Privacy in the Digital World: from Netflix to the Census

Byrne Seminar, Rutgers University, 2020

Course Website (Rutgers Canvas)

Overview

The digital world we live in produces an explosive amount of personal data on a daily basis. From demographic surveys to biomedical studies, and to user information from massive online platforms such as Facebook and Netflix, large-scale collections of human data are translated into open-source databases or formats accessible for scientific research, as they play a crucial part in informing our collective biological and social functioning. While data transparency is key to fostering public knowledge and improving research reproducibility, it poses the risk of exposing the confidential information of respondents, patients and clients, violating their privacy.
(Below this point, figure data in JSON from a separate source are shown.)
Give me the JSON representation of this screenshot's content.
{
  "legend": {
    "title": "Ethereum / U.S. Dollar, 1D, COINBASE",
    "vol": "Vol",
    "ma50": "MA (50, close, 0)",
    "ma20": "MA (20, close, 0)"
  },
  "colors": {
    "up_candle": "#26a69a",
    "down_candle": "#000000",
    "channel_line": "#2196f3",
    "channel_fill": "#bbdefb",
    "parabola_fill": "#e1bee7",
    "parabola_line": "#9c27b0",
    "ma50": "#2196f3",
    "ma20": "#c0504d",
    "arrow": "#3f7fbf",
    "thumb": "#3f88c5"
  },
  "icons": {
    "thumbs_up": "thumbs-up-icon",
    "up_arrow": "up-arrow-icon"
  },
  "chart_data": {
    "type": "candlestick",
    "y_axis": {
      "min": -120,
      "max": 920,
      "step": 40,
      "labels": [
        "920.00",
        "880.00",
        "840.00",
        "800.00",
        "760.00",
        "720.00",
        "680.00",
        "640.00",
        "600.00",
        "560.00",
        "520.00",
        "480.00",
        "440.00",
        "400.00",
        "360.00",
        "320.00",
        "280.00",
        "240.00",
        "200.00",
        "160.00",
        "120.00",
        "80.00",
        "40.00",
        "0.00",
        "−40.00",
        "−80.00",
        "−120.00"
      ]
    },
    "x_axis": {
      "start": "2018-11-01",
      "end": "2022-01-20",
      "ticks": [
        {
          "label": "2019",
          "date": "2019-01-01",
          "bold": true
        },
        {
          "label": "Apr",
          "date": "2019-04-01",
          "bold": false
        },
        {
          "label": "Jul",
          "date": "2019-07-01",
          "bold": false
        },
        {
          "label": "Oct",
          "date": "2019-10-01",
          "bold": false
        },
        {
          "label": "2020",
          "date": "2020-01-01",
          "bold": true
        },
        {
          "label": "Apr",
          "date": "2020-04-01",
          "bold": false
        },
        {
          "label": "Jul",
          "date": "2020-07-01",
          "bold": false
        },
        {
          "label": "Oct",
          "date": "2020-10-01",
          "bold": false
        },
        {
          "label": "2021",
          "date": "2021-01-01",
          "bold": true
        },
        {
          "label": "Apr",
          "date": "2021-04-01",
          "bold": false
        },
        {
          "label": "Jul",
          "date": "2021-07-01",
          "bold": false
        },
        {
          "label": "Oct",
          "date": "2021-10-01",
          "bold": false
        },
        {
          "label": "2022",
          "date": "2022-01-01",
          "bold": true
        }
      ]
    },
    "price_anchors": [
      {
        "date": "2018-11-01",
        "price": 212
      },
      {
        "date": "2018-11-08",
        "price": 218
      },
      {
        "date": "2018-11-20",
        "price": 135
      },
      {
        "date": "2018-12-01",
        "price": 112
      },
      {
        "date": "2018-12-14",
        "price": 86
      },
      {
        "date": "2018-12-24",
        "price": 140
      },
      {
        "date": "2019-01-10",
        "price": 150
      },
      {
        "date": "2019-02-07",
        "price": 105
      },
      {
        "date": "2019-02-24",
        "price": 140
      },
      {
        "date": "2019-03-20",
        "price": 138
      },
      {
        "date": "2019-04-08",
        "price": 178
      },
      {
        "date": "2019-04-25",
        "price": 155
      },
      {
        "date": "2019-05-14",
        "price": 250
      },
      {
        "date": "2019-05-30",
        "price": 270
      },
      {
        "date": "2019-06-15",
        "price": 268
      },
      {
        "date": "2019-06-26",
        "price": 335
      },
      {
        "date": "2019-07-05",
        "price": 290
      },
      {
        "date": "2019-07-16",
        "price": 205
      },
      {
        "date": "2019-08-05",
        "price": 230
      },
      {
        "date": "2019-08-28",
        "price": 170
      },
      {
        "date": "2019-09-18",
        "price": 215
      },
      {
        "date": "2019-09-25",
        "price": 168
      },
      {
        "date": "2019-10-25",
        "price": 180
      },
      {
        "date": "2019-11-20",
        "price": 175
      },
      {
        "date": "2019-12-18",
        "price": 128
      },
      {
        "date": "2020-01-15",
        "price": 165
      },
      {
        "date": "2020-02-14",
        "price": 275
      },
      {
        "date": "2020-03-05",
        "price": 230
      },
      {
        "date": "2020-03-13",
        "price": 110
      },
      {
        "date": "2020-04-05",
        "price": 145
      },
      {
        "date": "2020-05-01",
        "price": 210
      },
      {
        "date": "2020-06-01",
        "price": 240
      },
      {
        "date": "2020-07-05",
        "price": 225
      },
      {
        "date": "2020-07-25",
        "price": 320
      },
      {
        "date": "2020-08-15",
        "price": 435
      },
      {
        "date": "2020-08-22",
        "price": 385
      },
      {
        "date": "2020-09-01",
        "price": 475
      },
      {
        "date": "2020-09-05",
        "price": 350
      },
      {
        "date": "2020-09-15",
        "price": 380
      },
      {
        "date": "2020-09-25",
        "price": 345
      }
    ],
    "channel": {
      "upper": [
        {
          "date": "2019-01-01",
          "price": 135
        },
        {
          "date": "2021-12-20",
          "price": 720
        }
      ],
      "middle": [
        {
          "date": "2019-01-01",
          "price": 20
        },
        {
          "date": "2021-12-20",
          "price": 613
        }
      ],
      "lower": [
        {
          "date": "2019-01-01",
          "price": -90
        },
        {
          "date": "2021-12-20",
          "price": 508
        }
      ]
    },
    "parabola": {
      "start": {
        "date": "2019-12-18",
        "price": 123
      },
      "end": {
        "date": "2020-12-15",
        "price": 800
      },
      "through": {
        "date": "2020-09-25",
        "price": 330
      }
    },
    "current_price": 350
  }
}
What measures can we take as a society to ensure effective learning from data, while at the same time respecting individuals’ rightful claim to privacy?
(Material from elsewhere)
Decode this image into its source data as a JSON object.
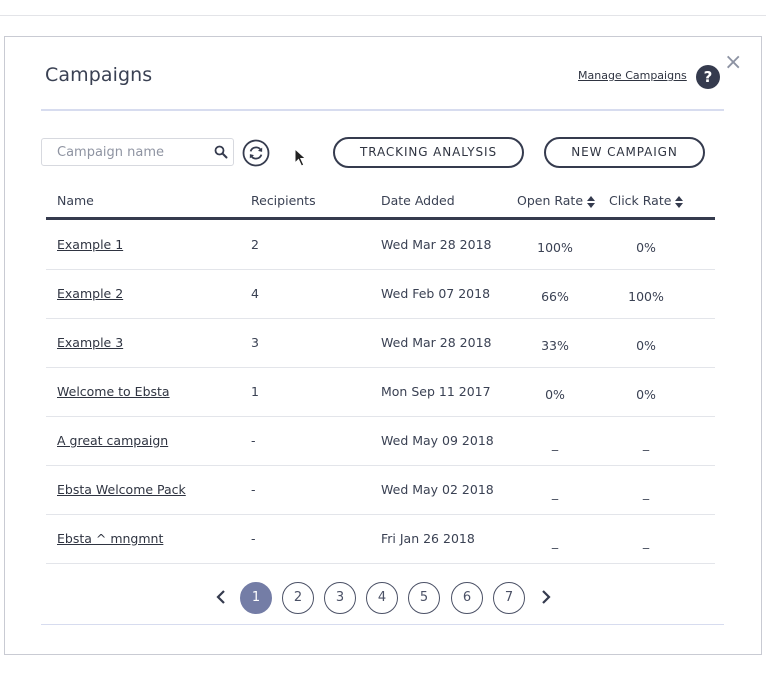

In this class, we trace the historical and modern developments of privacy, and examine challenges around the execution of this concept from a multi-disciplinary perspective that integrates statistics, computer science, and economics. In a sense, privacy is the antithesis to information, thus the quest for privacy poses a fundamental dilemma to the growth of public knowledge. We weigh the social and policy implications of the inherent tradeoff between privacy and utility. We also take a close look at the recent development of a new mathematical framework for privacy, called differential privacy, and its adoption to protect the release of the 2020 U.S. Decennial Census. Philosophical implications of privacy on the broader subject of data ethics will also be discussed.

Reading

  • Why statistical privacy?
    • Duncan, G. T., Elliot, M., & Salazar-González, J. J. (2011). Why Statistical Confidentiality?. In Statistical Confidentiality (pp. 1-26). Springer, New York, NY.
  • Breaching privacy
    • Narayanan, A., & Shmatikov, V. (2008, May). Robust de-anonymization of large sparse datasets. In 2008 IEEE Symposium on Security and Privacy (sp 2008) (pp. 111-125). IEEE.
  • Statistical privacy: traditional approaches
    • Abowd, J. M., & Schmutte, I. M. (2015). Economic analysis and statistical disclosure limitation. Brookings Papers on Economic Activity, 2015(1), 221-293.
  • Privacy – accuracy tradeoff
    • Dinur, I., & Nissim, K. (2003). Revealing information while preserving privacy. In Proceedings of the twenty-second ACM SIGMOD-SIGACT-SIGART symposium on Principles of database systems (pp. 202-210). ACM.
  • Differential privacy
    • Dwork, C., McSherry, F., Nissim, K., & Smith, A. (2006). Calibrating noise to sensitivity in private data analysis. In Theory of cryptography conference (pp. 265-284). Springer, Berlin, Heidelberg.
  • Implications of differential privacy
    • Oberski, D. L., & Kreuter, F. (2020). Differential Privacy and Social Science: An Urgent Puzzle. Harvard Data Science Review, 2(1).
  • Transparent privacy
    • Gong, R. (2020). Transparent Privacy is Principled Privacy. ArXiv:2006.08522
  • Privacy and the 2020 U.S. Decennial Census
    • Sullivan, T. A. (2020). Coming To Our Census: How Social Statistics Underpin Our Democracy (And Republic). Harvard Data Science Review, 2(1).
  • Privacy and data ethics
    • Hand, D. J. (2018). Aspects of data ethics in a changing world: where are we now?. Big data, 6(3), 176-190.